In 1612, a chair of theology was created, contributing to the expansion and importance of the convent, which also came to have a public library. In 1747, the famous corsair Amaro Pargo was buried in this church. The corsair had been a patron of the church and had donated several works of art, like the silver throne of the deceased Jesus. The marble gravestone of the corsair is located at the entrance of the church, displaying his family crest, as well as his pirate symbol, a skull and crossbones.

In addition, the church contains the baptismal font on which St. José de Anchieta was baptized in a different church in the parish of Virgin of Los Remedios (now the cathedral of the city).
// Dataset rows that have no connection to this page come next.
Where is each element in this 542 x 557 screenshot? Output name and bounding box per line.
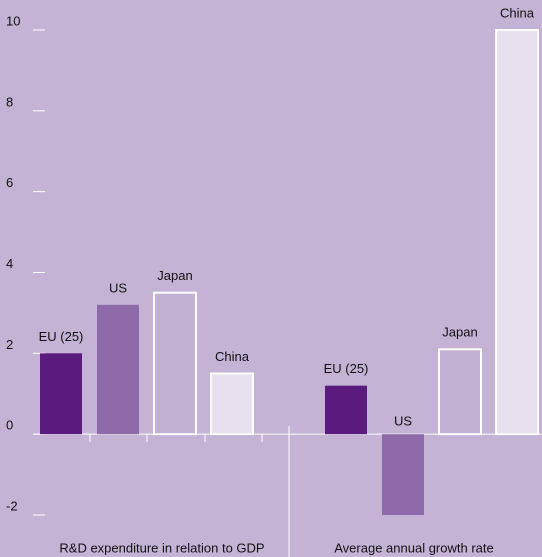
- data-label: EU (25): [39, 329, 84, 344]
- y-tick-label: 6: [6, 175, 13, 190]
- y-tick-label: -2: [6, 498, 18, 513]
- data-label: EU (25): [324, 361, 369, 376]
- data-label: US: [394, 414, 412, 429]
- data-label: China: [500, 5, 535, 20]
- bar: [40, 353, 82, 435]
- y-tick-label: 8: [6, 94, 13, 109]
- data-label: Japan: [442, 325, 477, 340]
- x-category-label: R&D expenditure in relation to GDP: [59, 540, 264, 555]
- x-category-label: Average annual growth rate: [334, 540, 493, 555]
- bar: [382, 434, 424, 515]
- bar: [153, 291, 197, 436]
- data-label: Japan: [157, 268, 192, 283]
- y-tick-label: 2: [6, 337, 13, 352]
- data-label: China: [215, 349, 250, 364]
- data-label: US: [109, 280, 127, 295]
- y-tick-label: 0: [6, 418, 13, 433]
- bar: [438, 348, 482, 436]
- y-tick-label: 10: [6, 13, 20, 28]
- bar: [325, 385, 367, 435]
- y-tick-label: 4: [6, 256, 13, 271]
- bar: [210, 372, 254, 436]
- bar: [495, 29, 539, 436]
- bar: [97, 304, 139, 435]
Anchieta founded the city of São Paulo, and was one of the founders of Rio de Janeiro in Brazil.

In the main altar stands the chapel of Our Lady of the Rosary, which was possibly brought to the island of Tenerife by the Dominican friar Pedro de Santa María de Ulloa, although there are indications that the sculpture was already on the island in 1558. The image is set in a silver throne of the 18th century. The walls of the church are covered by frescoes and wall paintings by Mariano de Cossío (1880–1960), representing religious themes and the victory at the Battle of Lepanto.

Since 1986, the church and the former convent have been listed as buildings of cultural interest on the Canary Islands.